Another place to get free legal advice is that law schools usually run free clinics. Call the dean's office and ask if there is a clinic where low-income people or no-income people can go to discuss divorce. (I know you aren't married, but this will put you in touch with the right clinic.) They don't charge, and law students do the lion's share of the work but they are supervised directly by their professor, who is a lawyer that goes to court with you. What you need to do is get bought out by your icky partner or else order the house to be sold. When two people own property together, either one can call for a sale of the house. The lawyer there could help you figure out the ramifications of doing that.
Thank you
In short, you have more legal authority than you realize. You can force the sale of the house. You even have the right to take out a second loan on it to get the appreciation out of it, though I don't suggest it, since you'd have to make payments on that! I'm just pointing out that while you are telling yourself you are stuck, you have more rights and more power than you think.

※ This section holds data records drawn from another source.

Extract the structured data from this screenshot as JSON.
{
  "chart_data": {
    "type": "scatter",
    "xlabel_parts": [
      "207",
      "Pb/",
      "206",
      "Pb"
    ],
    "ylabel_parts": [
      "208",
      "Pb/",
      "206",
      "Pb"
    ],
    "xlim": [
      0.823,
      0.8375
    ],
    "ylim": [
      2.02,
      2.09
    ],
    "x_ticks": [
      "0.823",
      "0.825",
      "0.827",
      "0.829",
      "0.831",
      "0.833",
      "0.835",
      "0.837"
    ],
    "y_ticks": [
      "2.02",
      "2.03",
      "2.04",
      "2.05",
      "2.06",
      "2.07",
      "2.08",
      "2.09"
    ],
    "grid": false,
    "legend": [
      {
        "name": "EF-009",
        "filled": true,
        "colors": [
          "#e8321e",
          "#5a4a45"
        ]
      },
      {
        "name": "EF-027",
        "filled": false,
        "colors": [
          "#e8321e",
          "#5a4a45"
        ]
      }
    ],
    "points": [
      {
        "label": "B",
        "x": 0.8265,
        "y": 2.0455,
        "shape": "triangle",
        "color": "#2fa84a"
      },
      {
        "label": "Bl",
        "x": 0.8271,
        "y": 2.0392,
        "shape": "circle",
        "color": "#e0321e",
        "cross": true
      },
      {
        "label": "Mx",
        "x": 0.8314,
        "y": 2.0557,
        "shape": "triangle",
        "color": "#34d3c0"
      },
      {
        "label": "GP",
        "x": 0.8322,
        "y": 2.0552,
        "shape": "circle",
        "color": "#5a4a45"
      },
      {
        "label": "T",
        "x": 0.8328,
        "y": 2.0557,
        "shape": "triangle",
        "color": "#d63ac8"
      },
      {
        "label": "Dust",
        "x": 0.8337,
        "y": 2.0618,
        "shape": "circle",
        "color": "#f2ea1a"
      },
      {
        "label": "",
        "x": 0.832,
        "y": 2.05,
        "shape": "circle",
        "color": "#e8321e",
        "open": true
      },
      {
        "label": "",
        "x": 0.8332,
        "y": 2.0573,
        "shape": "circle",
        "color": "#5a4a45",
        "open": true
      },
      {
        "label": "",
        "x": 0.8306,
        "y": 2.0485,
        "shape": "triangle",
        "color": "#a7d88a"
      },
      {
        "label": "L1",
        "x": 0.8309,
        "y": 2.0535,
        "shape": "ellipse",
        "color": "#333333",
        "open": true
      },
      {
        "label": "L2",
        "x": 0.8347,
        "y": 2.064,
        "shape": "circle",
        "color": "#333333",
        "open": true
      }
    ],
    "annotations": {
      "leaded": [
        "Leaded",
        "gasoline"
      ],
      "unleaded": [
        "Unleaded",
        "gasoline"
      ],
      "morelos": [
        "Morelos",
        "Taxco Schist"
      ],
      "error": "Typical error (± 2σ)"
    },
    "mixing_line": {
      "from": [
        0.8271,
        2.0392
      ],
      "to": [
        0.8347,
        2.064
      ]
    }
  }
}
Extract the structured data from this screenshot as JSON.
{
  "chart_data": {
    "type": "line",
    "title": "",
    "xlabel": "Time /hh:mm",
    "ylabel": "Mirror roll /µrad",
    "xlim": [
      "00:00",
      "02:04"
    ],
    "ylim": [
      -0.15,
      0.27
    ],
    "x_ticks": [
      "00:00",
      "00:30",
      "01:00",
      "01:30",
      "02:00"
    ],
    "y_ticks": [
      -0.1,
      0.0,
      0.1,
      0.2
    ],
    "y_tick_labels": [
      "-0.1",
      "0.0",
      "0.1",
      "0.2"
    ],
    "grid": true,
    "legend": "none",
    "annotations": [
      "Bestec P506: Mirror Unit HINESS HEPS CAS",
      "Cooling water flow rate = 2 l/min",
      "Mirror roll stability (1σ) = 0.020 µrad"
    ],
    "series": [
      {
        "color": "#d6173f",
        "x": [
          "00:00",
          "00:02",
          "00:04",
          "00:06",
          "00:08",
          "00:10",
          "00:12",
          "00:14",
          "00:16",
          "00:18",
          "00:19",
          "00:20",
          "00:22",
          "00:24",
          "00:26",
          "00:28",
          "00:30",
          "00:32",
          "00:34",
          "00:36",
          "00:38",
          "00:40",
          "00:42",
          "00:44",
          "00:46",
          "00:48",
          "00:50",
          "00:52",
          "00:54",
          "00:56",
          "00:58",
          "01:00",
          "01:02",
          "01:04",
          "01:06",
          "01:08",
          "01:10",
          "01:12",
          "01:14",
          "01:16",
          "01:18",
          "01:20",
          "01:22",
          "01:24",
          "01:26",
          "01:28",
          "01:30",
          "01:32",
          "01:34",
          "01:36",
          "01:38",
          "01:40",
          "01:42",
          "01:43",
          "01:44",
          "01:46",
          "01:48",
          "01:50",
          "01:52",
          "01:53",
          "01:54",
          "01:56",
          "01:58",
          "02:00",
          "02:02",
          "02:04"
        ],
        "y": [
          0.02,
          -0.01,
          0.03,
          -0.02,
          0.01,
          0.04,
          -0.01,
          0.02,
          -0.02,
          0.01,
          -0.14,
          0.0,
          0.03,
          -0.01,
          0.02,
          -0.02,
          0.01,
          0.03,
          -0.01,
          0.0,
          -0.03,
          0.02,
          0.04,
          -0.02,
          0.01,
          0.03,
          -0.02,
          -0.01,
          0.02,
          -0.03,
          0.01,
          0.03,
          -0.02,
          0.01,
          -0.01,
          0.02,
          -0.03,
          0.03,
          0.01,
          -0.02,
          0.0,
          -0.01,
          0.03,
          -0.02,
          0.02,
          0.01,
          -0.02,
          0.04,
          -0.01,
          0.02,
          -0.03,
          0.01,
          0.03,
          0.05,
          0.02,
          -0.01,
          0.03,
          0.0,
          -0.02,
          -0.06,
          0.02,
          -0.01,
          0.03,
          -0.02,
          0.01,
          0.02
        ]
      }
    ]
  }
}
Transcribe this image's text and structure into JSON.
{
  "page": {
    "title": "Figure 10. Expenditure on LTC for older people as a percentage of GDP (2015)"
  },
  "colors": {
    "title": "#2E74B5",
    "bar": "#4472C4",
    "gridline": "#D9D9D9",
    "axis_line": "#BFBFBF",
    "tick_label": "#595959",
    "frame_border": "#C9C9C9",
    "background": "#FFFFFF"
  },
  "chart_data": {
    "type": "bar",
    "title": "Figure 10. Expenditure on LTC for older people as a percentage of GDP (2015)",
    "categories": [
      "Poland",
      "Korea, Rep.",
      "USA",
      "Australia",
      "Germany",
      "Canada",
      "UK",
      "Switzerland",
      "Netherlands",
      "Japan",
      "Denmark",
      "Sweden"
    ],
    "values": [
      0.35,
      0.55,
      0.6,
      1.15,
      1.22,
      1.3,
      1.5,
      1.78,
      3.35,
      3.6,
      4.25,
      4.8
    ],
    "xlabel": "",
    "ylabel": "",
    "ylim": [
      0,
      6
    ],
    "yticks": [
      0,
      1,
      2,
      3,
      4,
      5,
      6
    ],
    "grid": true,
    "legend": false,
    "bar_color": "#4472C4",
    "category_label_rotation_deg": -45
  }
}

Obviously if you went to the extreme of forcing the sale, you would need to get out and stay safe and stay out of his orbit. Violence against women is really common; you'd be well off (whether you try to force the sale of the house or not) to talk to someone who advises women with dangerous partners. It's possible that the lawyer at the clinic (if it is one that does divorces for women with few resources) will know someone in the women's-shelter world that could help you figure out how to stay safe. If you do decide to put the house up for sale, you'll definitely need to do it in consultation with someone who can help you with your safety.
You're right.  I live in a small country town. His family are the only ones around here. Mine are in my home country - Australia.  
You're in the U.S., though? If so, the law is on your side regarding not being stuck owning a property jointly with someone that you don't want to own it with. See if you can secure all the papers from when you bought the house (make copies of everything and keep them somewhere he doesn't look, like on the top of a kitchen cabinet or in your car under the seat). Check online for the nearest law school -- there are a lot of them. Good luck! You're not trapped.


    In states that recognize common-law marriage, property is divided the same way whether you were married formally or under common law. There is no such thing as a “common-law divorce.” If the couple lives in a state that recognizes common-law marriage, they pursue a standard divorce as a formally married couple would do.  There are nine community property states: Arizona, California, Idaho, Louisiana, Nevada, New Mexico, Texas, Washington, and Wisconsin.  The remaining states are equitable distribution states, where assets accumulated during a marriage are divided fairly, though not necessarily equally.

fwiw When my friend split with her hubby, they both agreed to the home sale and both had to accept the offer to make the sale valid. She accepted but he countered which the other party accepted, however if they didn't there would have been no sale.
I'm in Nebraska however both our names are on the house and I put down all the closing cost funds. I have proof of everything. I know it sounds trivial to worry about a house but I've been divorced before and had to walk away from everything.  Starting over destroyed me and my credit.
I bought everything into this relationship he had nothing.  Thanks for the info
You have valuable papers but a safety deposit box with a bank is not expensive so that's where I would store them.